Jayne: Well... I don't like the idea of someone hearin' what I'm thinkin'. Inara: No one likes the idea of hearing what you're thinking.

'Objects In Space'


The Crying of Natter 49  

Off-topic discussion. Wanna talk about corsets, duct tape, or physics? This is the place. Detailed discussion of any current-season TV must be whitefonted.


Liese S. - Jan 14, 2007 12:56:23 pm PST #2772 of 10001
"Faded like the lilac, he thought."

Mmm. Sounds good. I wish I could get miso.

I flaked out on my planned pecan encrusted chicken fingers dish and just made spaghetti. Homemade sauce, at least. I'm hungry again now, though.

And I'm tired just thinking about this upcoming week. Recording sessions, mixing sessions, store classes, music school classes, reporting, admin, planning for the following week's workshops.


aurelia - Jan 14, 2007 1:04:35 pm PST #2773 of 10001
All sorrows can be borne if you put them into a story. Tell me a story.

So, is the Football Season over for Seattle? Please tell me yes.o

Yep.o


DavidS - Jan 14, 2007 1:14:54 pm PST #2774 of 10001
"Look, son, if it's good enough for Shirley Bassey, it's good enough for you."

No matter how many times it's explained to me, football remains nothing but white noise. I just don't. get. it.

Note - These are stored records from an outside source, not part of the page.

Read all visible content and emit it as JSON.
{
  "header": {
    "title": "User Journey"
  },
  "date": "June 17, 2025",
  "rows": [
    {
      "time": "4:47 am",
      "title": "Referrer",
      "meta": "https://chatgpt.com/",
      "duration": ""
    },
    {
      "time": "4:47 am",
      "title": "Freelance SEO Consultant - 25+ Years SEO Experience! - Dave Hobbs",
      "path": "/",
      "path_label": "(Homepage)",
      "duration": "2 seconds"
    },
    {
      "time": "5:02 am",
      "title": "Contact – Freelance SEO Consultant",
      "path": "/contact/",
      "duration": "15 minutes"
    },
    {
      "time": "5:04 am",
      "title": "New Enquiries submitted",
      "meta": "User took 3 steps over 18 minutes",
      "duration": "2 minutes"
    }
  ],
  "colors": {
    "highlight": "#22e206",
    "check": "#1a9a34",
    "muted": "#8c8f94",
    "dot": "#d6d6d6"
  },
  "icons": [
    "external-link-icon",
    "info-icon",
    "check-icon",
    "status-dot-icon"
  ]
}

Baseball is the Odyssey. Football is the Illiad.

George Carlin had a great bit on the difference. "In football you blitz and march into the opposing team's territory. In baseball you try to go home."

Oh, and thanks for the book-ma. MS isn't due until April, but I'm running out of weekends that don't have Little League in them. So I'm trying to be as productive as possible.

Ultimately, the entire book is roughly equal in length to what Ple does in a weekend of fan fiction frenzy. 30,000 words. Of course, after I've done nine drafts of everything then I've covered more territory.


sarameg - Jan 14, 2007 1:27:21 pm PST #2775 of 10001

I have conquered the jar of pasta sauce that was trying to kill me.


Lee - Jan 14, 2007 1:28:15 pm PST #2776 of 10001
The feeling you get when your brain finally lets your heart get in its pants.

YAY!

I have a cat sleeping on my leg, so I have to continue watching the Monk Marathon.


bon bon - Jan 14, 2007 1:33:25 pm PST #2777 of 10001
It's five thousand for kissing, ten thousand for snuggling... End of list.

Today: bacon and eggs made, flank steak marinating, and fruitcake happily bubbling away (thanks for the answer on the clementine, Cindy, btw).


Amy - Jan 14, 2007 1:35:35 pm PST #2778 of 10001
Because books.

Baseball is the Odyssey. Football is the Illiad.

George Carlin had a great bit on the difference. "In football you blitz and march into the opposing team's territory. In baseball you try to go home."

Oh, I like that.

30,000 words.

::cries::

I'll have written the last 15,000 of 90,000 this weekend. My own fault, entirely, but still. My neck and shoulders hurt like whoa. I'm determined not to do a marathon like this again, unless I can do it like Kerouac, with all the attendant mind-altering substances.


Kathy A - Jan 14, 2007 1:35:35 pm PST #2779 of 10001
We're very stretchy. - Connie Neil

My cat has just retired to sleep inside the halfway ripped paper bag I was meaning to ball up and throw away.

I'll probably tune in to watch "24" tonight, just to see what happens. The two times I've tried to watch it in the past, S1 and last season, they managed to lose me after a few eps through sheer ridiculous unbelievability in plot points, but I'll try it again.


Scrappy - Jan 14, 2007 1:36:47 pm PST #2780 of 10001
Life moves pretty fast. You don't stop and look around once in a while, you could miss it.

I am sorry I couldn't swing enough time in Denver to see any localistas (or coincidental visitors!) because that would have been very cool. I am now home, safe and sound and exhausted. The DH brought our dog to the airport. I saw them drive up and she was looking the other way, her tail gently waving, I called her name and she turned around, saw me, and did a perfect double-take to Jason--"Holy Shit, it's Robin! What the--!" After that, she wagged her tail so hard she almost fell over and licked my face with great thoroughness. Of course I have hugged and kissed the lovely husband with my own thoroughness and am now collpased on the couch.


tommyrot - Jan 14, 2007 1:37:02 pm PST #2781 of 10001
Sir, it's not an offence to let your cat eat your bacon. Okay? And we don't arrest cats, I'm very sorry.

The two times I've tried to watch it in the past, S1 and last season, they managed to lose me after a few eps through sheer ridiculous unbelievability in plot points, but I'll try it again.

They lost me in season one after the cougar and the amnesia.